One of Watson’s neighbors at the time, Kaneedreck Adams, said in a Washington Post interview that Watson told him about the incident shortly after it supposedly occurred. Adams remembered students finding Fairfax “charming” and calling him “Sunshine” due to his pleasant demeanor. According to the Post, Watson shared her story on Facebook; and sent an email to one of her friends, Milagros Joye Brown, in 2016 detailing the encounter with Fairfax.

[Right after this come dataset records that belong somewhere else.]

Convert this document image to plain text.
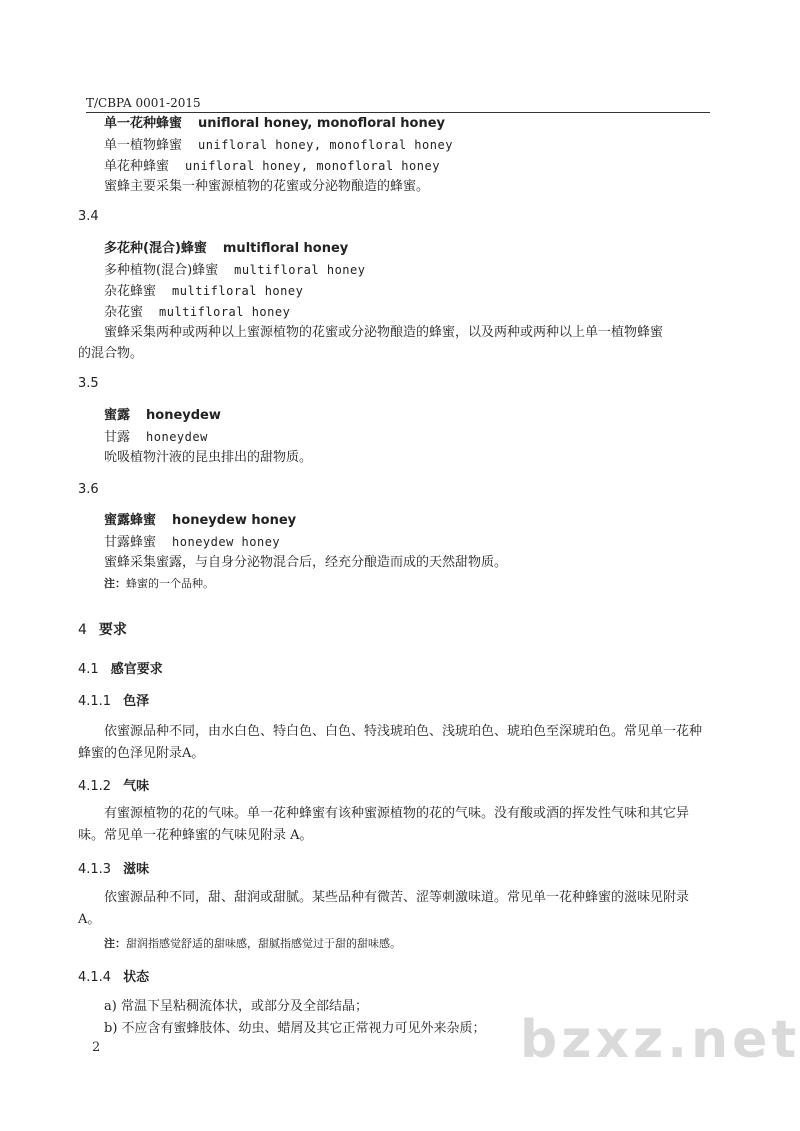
T/CBPA 0001-2015
单一花种蜂蜜 unifloral honey, monofloral honey
单一植物蜂蜜 unifloral honey, monofloral honey
单花种蜂蜜 unifloral honey, monofloral honey
蜜蜂主要采集一种蜜源植物的花蜜或分泌物酿造的蜂蜜。
3.4
多花种(混合)蜂蜜 multifloral honey
多种植物(混合)蜂蜜 multifloral honey
杂花蜂蜜 multifloral honey
杂花蜜 multifloral honey
蜜蜂采集两种或两种以上蜜源植物的花蜜或分泌物酿造的蜂蜜，以及两种或两种以上单一植物蜂蜜
的混合物。
3.5
蜜露 honeydew
甘露 honeydew
吮吸植物汁液的昆虫排出的甜物质。
3.6
蜜露蜂蜜 honeydew honey
甘露蜂蜜 honeydew honey
蜜蜂采集蜜露，与自身分泌物混合后，经充分酿造而成的天然甜物质。
注：蜂蜜的一个品种。
4 要求
4.1 感官要求
4.1.1 色泽
依蜜源品种不同，由水白色、特白色、白色、特浅琥珀色、浅琥珀色、琥珀色至深琥珀色。常见单一花种蜂蜜的色泽见附录A。
4.1.2 气味
有蜜源植物的花的气味。单一花种蜂蜜有该种蜜源植物的花的气味。没有酸或酒的挥发性气味和其它异味。常见单一花种蜂蜜的气味见附录 A。
4.1.3 滋味
依蜜源品种不同，甜、甜润或甜腻。某些品种有微苦、涩等刺激味道。常见单一花种蜂蜜的滋味见附录 A。
注：甜润指感觉舒适的甜味感，甜腻指感觉过于甜的甜味感。
4.1.4 状态
a) 常温下呈粘稠流体状，或部分及全部结晶；
b) 不应含有蜜蜂肢体、幼虫、蜡屑及其它正常视力可见外来杂质；
2	bzxz.net
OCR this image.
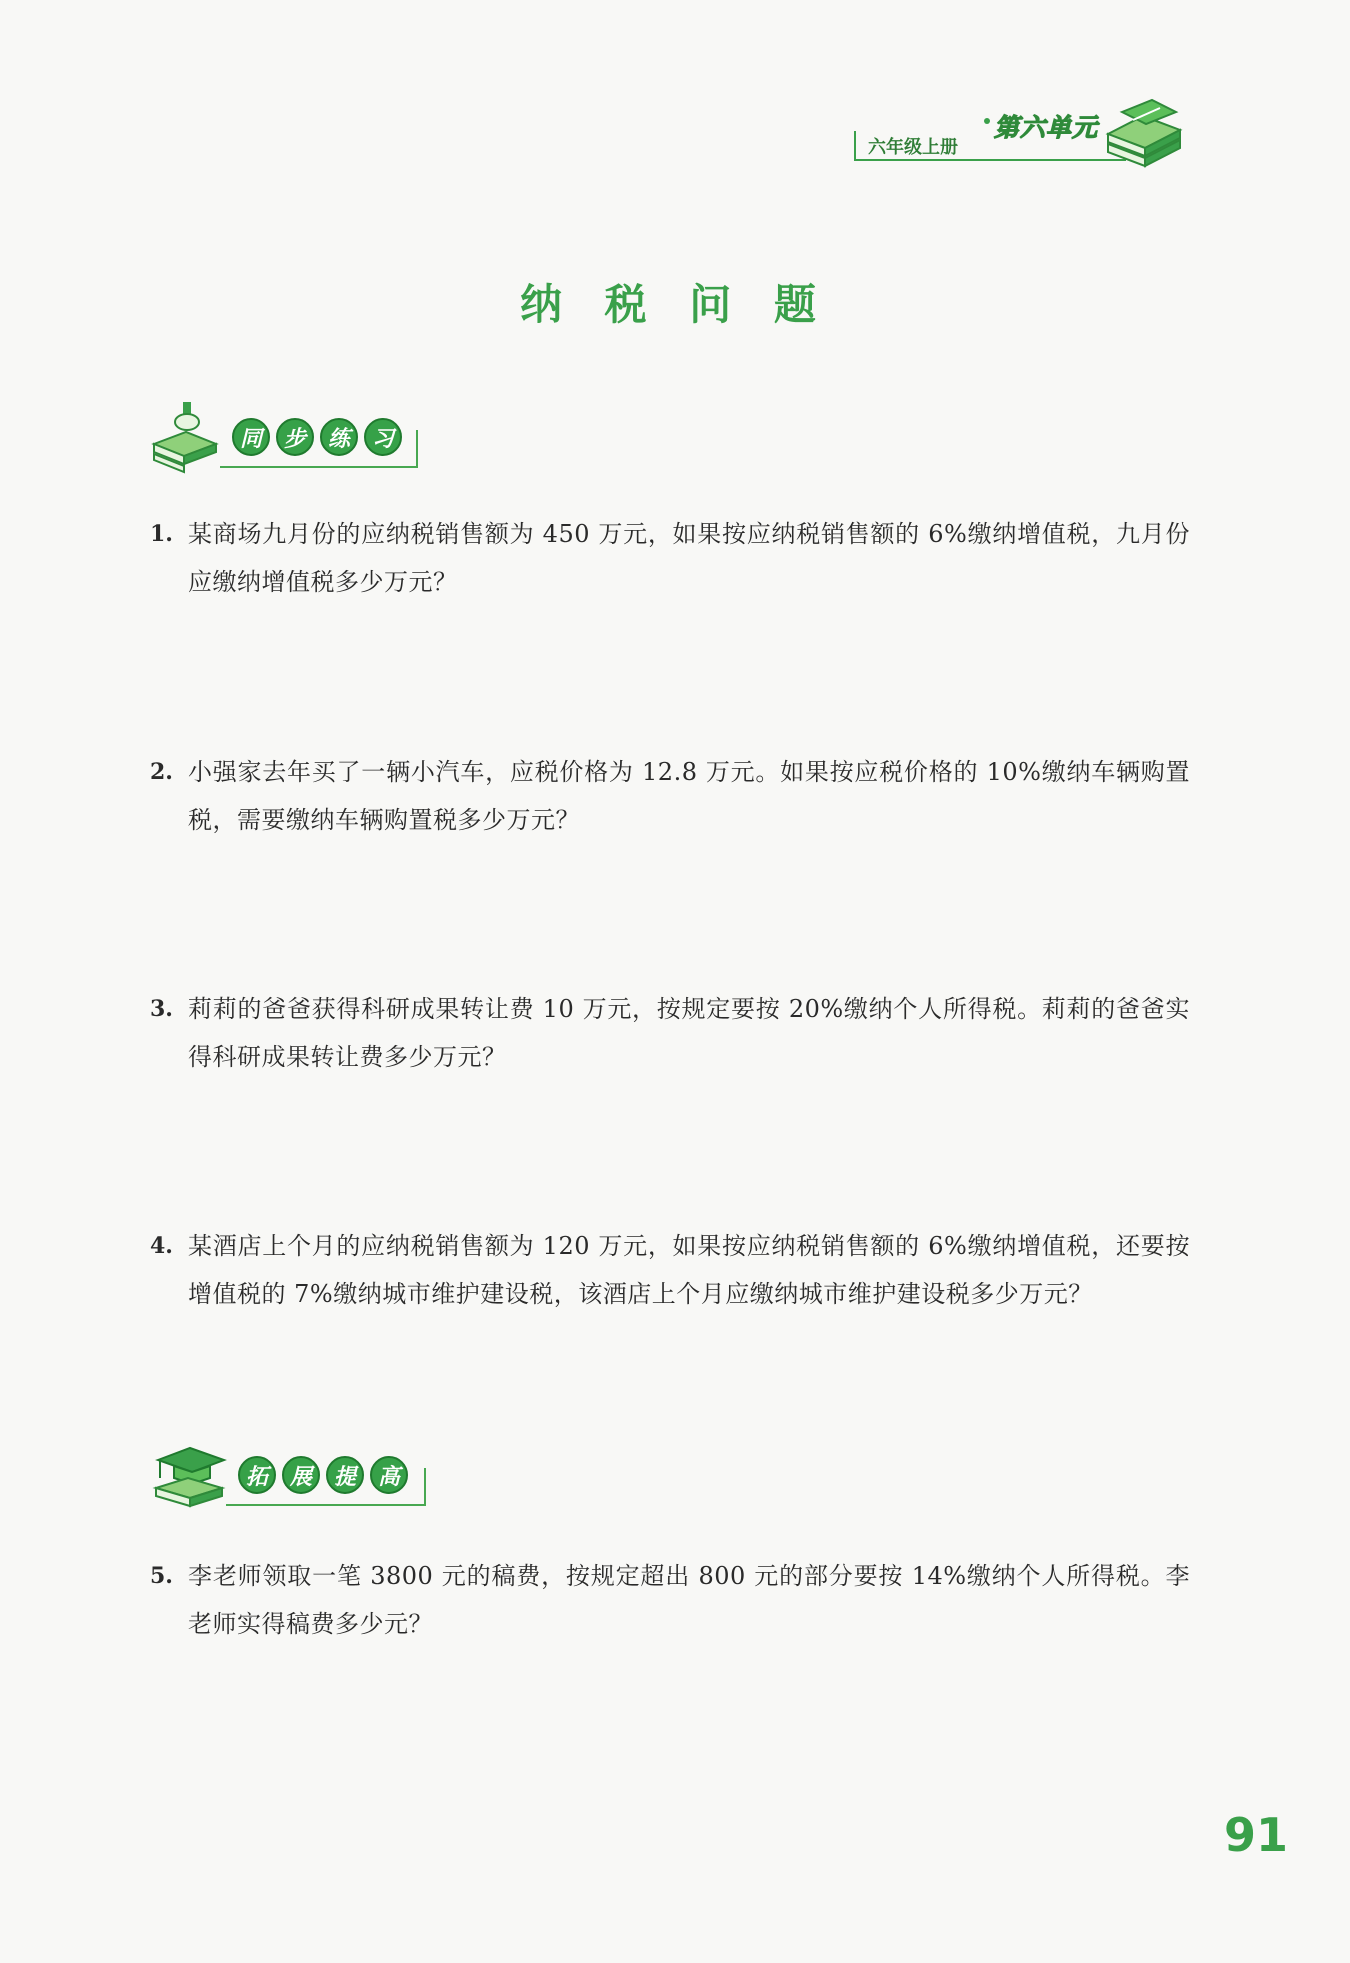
六年级上册
第六单元
纳 税 问 题
同 步 练 习
1. 某商场九月份的应纳税销售额为 450 万元，如果按应纳税销售额的 6%缴纳增值税，九月份应缴纳增值税多少万元？
2. 小强家去年买了一辆小汽车，应税价格为 12.8 万元。如果按应税价格的 10%缴纳车辆购置税，需要缴纳车辆购置税多少万元？
3. 莉莉的爸爸获得科研成果转让费 10 万元，按规定要按 20%缴纳个人所得税。莉莉的爸爸实得科研成果转让费多少万元？
4. 某酒店上个月的应纳税销售额为 120 万元，如果按应纳税销售额的 6%缴纳增值税，还要按增值税的 7%缴纳城市维护建设税，该酒店上个月应缴纳城市维护建设税多少万元？
拓 展 提 高
5. 李老师领取一笔 3800 元的稿费，按规定超出 800 元的部分要按 14%缴纳个人所得税。李老师实得稿费多少元？
91
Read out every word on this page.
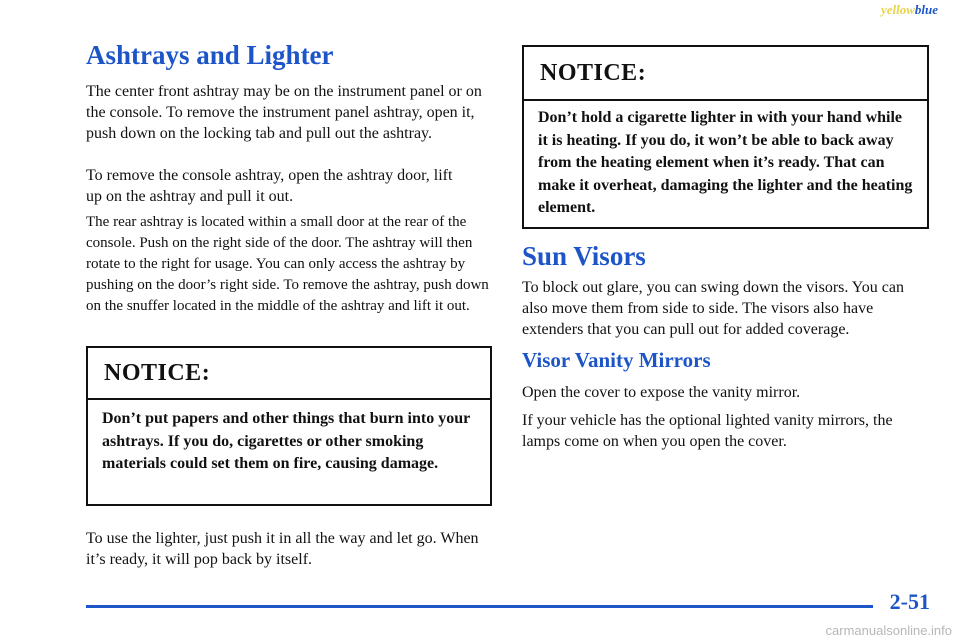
yellowblue
Ashtrays and Lighter

The center front ashtray may be on the instrument panel or on the console. To remove the instrument panel ashtray, open it, push down on the locking tab and pull out the ashtray.

To remove the console ashtray, open the ashtray door, lift up on the ashtray and pull it out.

The rear ashtray is located within a small door at the rear of the console. Push on the right side of the door. The ashtray will then rotate to the right for usage. You can only access the ashtray by pushing on the door’s right side. To remove the ashtray, push down on the snuffer located in the middle of the ashtray and lift it out.

NOTICE:
Don’t put papers and other things that burn into your ashtrays. If you do, cigarettes or other smoking materials could set them on fire, causing damage.

To use the lighter, just push it in all the way and let go. When it’s ready, it will pop back by itself.

NOTICE:
Don’t hold a cigarette lighter in with your hand while it is heating. If you do, it won’t be able to back away from the heating element when it’s ready. That can make it overheat, damaging the lighter and the heating element.
Sun Visors

To block out glare, you can swing down the visors. You can also move them from side to side. The visors also have extenders that you can pull out for added coverage.

Visor Vanity Mirrors

Open the cover to expose the vanity mirror.

If your vehicle has the optional lighted vanity mirrors, the lamps come on when you open the cover.

2-51
carmanualsonline.info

Watson’s lawyer is Nancy Erika Smith, who defended Gretchen Carlson when the former Fox News anchor leveled sexual harassment charges at network chief Roger Ailes, who has since died. Smith, a partner in the Smith Mullin firm who specializes in civil rights cases, said Watson wants Fairfax to resign. She stressed that her client was not interested in a financial settlement, becoming a “media personality” or revisiting the “trauma” she experienced.
Fairfax Refutes the Charges
The lieutenant governor insists he has never raped or assaulted anyone, and continues to resist demands for his resignation. Fairfax asked for “due process” and called for an investigation, which he predicted would “clear my good name.” He admitted he had a sexual liaison with Tyson, but claimed it was consensual. He called the second accusation “defamatory” and “false,” noting that he passed two background checks by the FBI while running for office.
In a news release from his office, the lieutenant governor responded to Tyson’s statement that she contacted the Washington Post last year to offer her account of the 2004 incident. Fairfax’s staff argued that the story was obviously a “false claim,” since the newspaper declined to cover it. The release contained a threat to sue anyone who accuses the lieutenant governor of sexual assault.
Since Fairfax is black, the accusations may be racist attacks, according to some of his defenders. A number of Republicans have called the news media hypocritical for treating the lieutenant governor more kindly than conservatives accused of sexual wrongdoing. They cited reporters’ outrage over allegations against President Trump, former Alabama Senate candidate Roy Moore and other Republicans.
The 40-year-old Fairfax had been a rising star in his party and state. When he won the race for lieutenant governor in 2017, he became just the second African-American to hold statewide office in Virginia. The first was former Gov. Douglas Wilder.
Following his graduation from a Catholic high school in Maryland, where he was the senior class president, Fairfax earned a degree in public policy from Duke University in 2000. Later that year, he worked for Tipper Gore, the wife of Democratic presidential candidate Al Gore. Fairfax also served as a staff member in Sen. John Edwards’ office in Washington, D.C.
Democrats Call for Resignation
Many prominent members of Fairfax’s party have joined the chorus of voices demanding that the official step down. Among them is Terry McAuliffe, a former Democratic governor of Virginia who is considering a presidential bid in 2020.
The Democratic Party of Virginia wrote that Fairfax “must resign” because he has lost the organization’s “confidence” and “support.” The party’s statement described the allegations against the lieutenant governor as “credible,” and proclaimed that Fairfax cannot continue to effectively do his job.
The Virginia Legislative Caucus and it’s Legislative Black Caucus, as well as Democratic leaders in the state’s House and Senate, have urged Fairfax to leave office. Tim Kaine, the Virginia senator who was the Democratic nominee for vice president in 2016, made the same demand. Six of the seven Democrats representing the state in the U.S. House also have done so.
Democratic legislator Patrick Hope warned that the lieutenant governor could become the subject of impeachment proceedings if he digs in his heels and refuses to quit. Watson’s lawyer told reporters that the woman would consent to testify at an impeachment hearing.